Different results on CPU and GPU of RuntimeError: hidden of RNN is not contiguous

For me, this is a quite interesting problem. I ran the same codes but got different results on CPU and GPU. To be specific, the following codes can run on CPU without any error raised. However, when running on GPU, the following error is raised:

RuntimeError: rnn: hx is not contiguous

The codes of my class are given as follows:

class EncoderLSTM(nn.Module):
    def __init__(self, voc_size, hidden_size=HIDDEN_SIZE, max_length=MAX_LENGTH+2):
        super(EncoderLSTM, self).__init__()
        self.hidden_size = hidden_size
        self.max_length = max_length

        self.memorising = nn.Embedding(voc_size, self.hidden_size)
        self.attn = Attn(hidden_size)
        self.dropout = nn.Dropout(DROPOUT_RATIO)
        self.lstm = nn.LSTM(hidden_size, hidden_size)
        self.init_hidden = self.init_hidden_and_cell()
        self.init_cell = self.init_hidden_and_cell()

    def forward(self, embedded_input_var):
        batch_size = embedded_input_var.shape[0]

        # Initialise the initial hidden and cell states for encoder
        last_hidden = self.init_hidden.expand(-1, batch_size, -1)
        last_cell = self.init_cell.expand(-1, batch_size, -1)
        # Forward pass through LSTM
        for t in range(NUM_WORD):
            # Calculate attention weights from the current LSTM input
            attn_weights = self.attn(last_hidden, embedded_input_var)
            # Calculate the attention weighted representation
            r = attn_weights.bmm(embedded_input_var).transpose(0, 1)
            # Forward through unidirectional LSTM
            lstm_output, (lstm_hidden, lstm_cell) = self.lstm(r, (last_hidden, last_cell))

        # Return hidden and cell state of LSTM
        return lstm_hidden, lstm_cell

    def init_hidden_and_cell(self):
        return nn.Parameter(torch.zeros(1, 1, self.hidden_size, device=DEVICE))

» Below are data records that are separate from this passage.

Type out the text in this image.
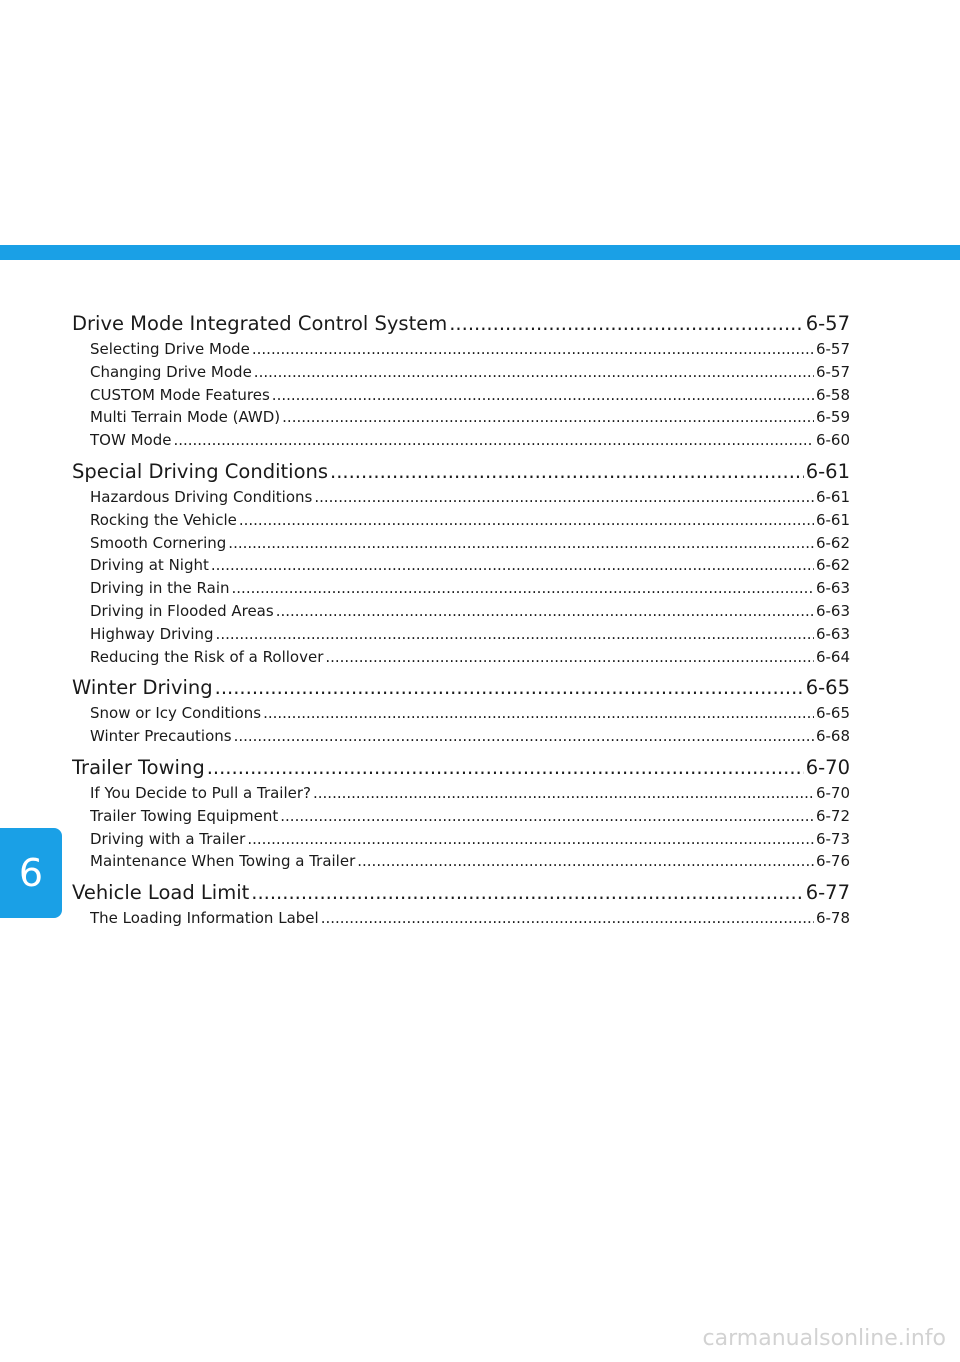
6
Drive Mode Integrated Control System .....	6-57
Selecting Drive Mode .....	6-57
Changing Drive Mode .....	6-57
CUSTOM Mode Features .....	6-58
Multi Terrain Mode (AWD) .....	6-59
TOW Mode .....	6-60
Special Driving Conditions .....	6-61
Hazardous Driving Conditions .....	6-61
Rocking the Vehicle .....	6-61
Smooth Cornering .....	6-62
Driving at Night .....	6-62
Driving in the Rain .....	6-63
Driving in Flooded Areas .....	6-63
Highway Driving .....	6-63
Reducing the Risk of a Rollover .....	6-64
Winter Driving .....	6-65
Snow or Icy Conditions .....	6-65
Winter Precautions .....	6-68
Trailer Towing .....	6-70
If You Decide to Pull a Trailer? .....	6-70
Trailer Towing Equipment .....	6-72
Driving with a Trailer .....	6-73
Maintenance When Towing a Trailer .....	6-76
Vehicle Load Limit .....	6-77
The Loading Information Label .....	6-78
carmanualsonline.info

I guess the cause of this error is that the variable last_hidden in line 19 is not contiguous. However, what I don’t understand is that the different results on CPU and GPU.

Why running on CPU wouldn’t raise this error?

No expert, but I suppose CPU and GPU handle memory very differently. Read this for good explanation of contiguity.

Anyway, try using the .contiguous() method on the tensor which needs it.